High-speed Sea Service

HSS 1500 Stena Explorer leaving Holyhead en route to Dún Laoghaire
HSS 1500 Stena Voyager leaving Stranraer en route to Belfast
HSS 1500 Stena Discovery leaving Hook of Holland en route to Harwich
HSS 900 Stena Carisma in Gothenburg

High-speed Sea Service or Stena HSS was a class of high-speed craft developed by and originally operated by Stena Line on European international ferry routes. The HSS 1500 had an in-service speed of 40 knots (75 km/h).

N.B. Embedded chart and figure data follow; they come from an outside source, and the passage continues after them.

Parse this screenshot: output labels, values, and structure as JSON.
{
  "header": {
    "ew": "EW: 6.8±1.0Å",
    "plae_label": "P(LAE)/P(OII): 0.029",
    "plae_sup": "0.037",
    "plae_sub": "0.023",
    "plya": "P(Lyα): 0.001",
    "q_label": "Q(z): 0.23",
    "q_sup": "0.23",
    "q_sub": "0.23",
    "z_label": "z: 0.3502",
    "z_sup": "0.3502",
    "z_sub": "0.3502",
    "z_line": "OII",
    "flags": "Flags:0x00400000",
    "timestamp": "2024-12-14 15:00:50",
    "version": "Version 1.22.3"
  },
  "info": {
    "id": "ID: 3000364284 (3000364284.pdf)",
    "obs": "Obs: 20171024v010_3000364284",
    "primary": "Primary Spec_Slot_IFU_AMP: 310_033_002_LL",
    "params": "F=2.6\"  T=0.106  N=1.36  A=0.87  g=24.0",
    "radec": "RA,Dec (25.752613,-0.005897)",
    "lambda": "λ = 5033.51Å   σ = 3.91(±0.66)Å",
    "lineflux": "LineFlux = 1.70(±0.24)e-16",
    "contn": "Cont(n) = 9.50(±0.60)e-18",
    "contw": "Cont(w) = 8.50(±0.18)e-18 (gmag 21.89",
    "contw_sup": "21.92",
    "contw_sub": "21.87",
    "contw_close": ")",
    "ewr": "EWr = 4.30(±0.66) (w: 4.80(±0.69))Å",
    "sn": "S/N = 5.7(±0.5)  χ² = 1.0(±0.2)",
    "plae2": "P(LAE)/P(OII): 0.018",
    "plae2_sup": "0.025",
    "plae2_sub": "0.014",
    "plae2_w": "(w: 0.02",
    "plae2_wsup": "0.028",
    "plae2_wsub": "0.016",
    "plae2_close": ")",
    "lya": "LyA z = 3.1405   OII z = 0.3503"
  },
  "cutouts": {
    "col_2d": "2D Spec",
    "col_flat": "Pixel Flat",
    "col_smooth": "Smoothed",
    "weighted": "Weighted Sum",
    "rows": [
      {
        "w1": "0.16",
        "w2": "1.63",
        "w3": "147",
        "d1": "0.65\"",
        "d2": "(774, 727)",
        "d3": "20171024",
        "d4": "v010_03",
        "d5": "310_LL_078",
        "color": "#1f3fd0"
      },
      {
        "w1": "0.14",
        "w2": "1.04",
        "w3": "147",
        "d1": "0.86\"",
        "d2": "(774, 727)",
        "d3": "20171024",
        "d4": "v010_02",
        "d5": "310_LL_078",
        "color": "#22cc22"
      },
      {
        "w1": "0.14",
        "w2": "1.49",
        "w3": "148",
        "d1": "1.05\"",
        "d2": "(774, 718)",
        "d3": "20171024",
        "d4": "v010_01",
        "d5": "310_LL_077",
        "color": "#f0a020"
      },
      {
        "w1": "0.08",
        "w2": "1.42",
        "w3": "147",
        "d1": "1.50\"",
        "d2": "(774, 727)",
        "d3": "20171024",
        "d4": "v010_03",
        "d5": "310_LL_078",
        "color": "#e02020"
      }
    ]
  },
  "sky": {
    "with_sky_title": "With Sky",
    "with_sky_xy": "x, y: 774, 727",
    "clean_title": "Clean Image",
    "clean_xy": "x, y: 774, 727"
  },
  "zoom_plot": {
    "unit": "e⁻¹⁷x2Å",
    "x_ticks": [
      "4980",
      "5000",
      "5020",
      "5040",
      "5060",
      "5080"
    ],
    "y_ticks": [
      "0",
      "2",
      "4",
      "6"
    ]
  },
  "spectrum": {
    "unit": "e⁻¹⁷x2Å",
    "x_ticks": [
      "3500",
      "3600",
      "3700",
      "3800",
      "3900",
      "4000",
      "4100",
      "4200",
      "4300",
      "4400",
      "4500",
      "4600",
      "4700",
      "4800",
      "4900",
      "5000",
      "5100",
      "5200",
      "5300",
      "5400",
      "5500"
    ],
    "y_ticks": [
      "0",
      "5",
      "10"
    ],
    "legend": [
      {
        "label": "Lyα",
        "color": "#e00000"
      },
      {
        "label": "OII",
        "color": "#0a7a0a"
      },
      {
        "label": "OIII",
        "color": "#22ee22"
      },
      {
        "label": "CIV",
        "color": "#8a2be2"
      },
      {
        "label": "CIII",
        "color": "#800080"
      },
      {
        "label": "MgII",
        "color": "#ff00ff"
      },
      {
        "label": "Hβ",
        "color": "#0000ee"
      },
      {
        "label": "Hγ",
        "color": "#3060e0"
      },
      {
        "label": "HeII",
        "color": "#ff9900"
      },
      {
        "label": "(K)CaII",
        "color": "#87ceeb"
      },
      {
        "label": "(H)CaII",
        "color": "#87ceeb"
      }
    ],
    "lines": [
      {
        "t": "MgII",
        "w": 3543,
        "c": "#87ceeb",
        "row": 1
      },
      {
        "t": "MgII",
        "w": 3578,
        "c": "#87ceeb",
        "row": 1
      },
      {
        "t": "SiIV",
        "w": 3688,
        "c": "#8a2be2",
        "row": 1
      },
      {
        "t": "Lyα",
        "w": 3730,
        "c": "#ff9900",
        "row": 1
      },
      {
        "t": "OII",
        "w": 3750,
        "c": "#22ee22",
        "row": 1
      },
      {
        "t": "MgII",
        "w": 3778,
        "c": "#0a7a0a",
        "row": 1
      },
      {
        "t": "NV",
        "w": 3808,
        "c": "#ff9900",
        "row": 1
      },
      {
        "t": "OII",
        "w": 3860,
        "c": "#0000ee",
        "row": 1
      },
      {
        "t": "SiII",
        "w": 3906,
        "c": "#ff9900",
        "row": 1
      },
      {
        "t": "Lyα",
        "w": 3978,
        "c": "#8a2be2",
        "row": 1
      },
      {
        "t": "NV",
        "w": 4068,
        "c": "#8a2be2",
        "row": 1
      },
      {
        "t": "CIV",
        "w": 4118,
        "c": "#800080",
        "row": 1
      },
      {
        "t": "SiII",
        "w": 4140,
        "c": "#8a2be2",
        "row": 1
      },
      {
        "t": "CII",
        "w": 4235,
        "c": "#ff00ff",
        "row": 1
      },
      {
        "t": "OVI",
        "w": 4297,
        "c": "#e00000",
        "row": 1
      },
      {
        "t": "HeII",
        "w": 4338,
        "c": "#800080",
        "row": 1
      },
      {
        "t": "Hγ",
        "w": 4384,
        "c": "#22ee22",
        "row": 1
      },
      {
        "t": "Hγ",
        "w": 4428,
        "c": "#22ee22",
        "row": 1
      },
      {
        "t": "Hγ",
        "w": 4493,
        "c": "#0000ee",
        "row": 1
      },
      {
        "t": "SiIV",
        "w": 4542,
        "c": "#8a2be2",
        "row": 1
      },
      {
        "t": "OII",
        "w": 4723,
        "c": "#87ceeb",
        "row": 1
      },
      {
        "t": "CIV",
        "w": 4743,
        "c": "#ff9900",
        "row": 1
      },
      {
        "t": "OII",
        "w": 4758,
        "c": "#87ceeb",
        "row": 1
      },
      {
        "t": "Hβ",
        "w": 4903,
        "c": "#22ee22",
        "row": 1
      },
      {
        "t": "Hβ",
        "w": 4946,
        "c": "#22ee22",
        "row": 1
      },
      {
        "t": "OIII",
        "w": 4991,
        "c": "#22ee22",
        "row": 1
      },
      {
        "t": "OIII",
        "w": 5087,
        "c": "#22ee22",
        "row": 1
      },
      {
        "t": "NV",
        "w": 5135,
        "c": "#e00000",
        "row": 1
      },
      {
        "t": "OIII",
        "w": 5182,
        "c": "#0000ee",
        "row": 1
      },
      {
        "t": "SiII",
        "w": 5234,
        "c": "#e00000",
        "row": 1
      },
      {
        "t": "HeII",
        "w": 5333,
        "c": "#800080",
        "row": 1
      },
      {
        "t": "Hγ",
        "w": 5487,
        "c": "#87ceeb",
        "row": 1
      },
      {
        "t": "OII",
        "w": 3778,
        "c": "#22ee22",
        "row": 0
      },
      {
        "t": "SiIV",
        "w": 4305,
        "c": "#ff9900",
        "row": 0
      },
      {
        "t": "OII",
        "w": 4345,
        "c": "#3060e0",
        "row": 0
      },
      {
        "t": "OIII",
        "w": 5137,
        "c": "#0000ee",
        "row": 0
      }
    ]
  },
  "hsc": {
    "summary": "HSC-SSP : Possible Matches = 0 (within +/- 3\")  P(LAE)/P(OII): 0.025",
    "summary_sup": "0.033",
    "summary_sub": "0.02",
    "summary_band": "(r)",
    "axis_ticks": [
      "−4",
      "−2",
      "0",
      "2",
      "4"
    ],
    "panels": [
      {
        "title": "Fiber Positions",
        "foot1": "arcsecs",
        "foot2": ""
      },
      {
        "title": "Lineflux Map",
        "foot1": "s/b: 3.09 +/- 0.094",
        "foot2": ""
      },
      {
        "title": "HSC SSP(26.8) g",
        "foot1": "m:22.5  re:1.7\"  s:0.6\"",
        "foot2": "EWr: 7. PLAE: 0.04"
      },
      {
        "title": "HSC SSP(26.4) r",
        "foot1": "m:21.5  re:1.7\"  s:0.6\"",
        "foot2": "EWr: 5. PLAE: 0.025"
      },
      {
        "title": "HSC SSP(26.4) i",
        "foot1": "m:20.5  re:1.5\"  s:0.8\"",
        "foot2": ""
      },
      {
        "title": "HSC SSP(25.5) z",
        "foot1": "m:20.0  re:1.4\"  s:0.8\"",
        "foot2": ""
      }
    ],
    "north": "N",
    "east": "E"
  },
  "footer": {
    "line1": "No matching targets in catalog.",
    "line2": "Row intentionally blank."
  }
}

Several patents were registered to Stena Line in the development of the HSS, and four vessels were completed between 1996 and 1997. Stena Explorer, Stena Voyager and Stena Discovery were built to operate on the Irish Sea with Stena Carisma built for Scandinavian use. The newest of the craft was renamed HSS Discovery after being sold to a ferry company in Venezuela during 2009.

Currently, none of the four craft originally commissioned by Stena Line operate. Stena Explorer was the last of the vessels to be retired in 2015 when Stena Line cancelled the fast ferry service between Holyhead, Wales and Dún Laoghaire, Ireland. As of November 2019, one vessel is laid up (Stena Carisma in Gothenburg, Sweden,[1] while in 2013 Stena Voyager (on the Belfast-Stranraer route between 1996 and 2011) was sent to Landskrona, Sweden to be scrapped.[2] In 2016 Stena Explorer was sold and exported to Turkey to be converted into a floating office after spending a period of time laid up in Holyhead.

  1. ^ "Ship STENA CARISMA (High Speed Craft) Registered in Sweden - Vessel details, Current position and Voyage information - IMO 9127760, MMSI 265430000, Call Sign SGFV".
  2. ^ "Sjöfartstidningen - Stena-katamaran till återvinning". 29 April 2013.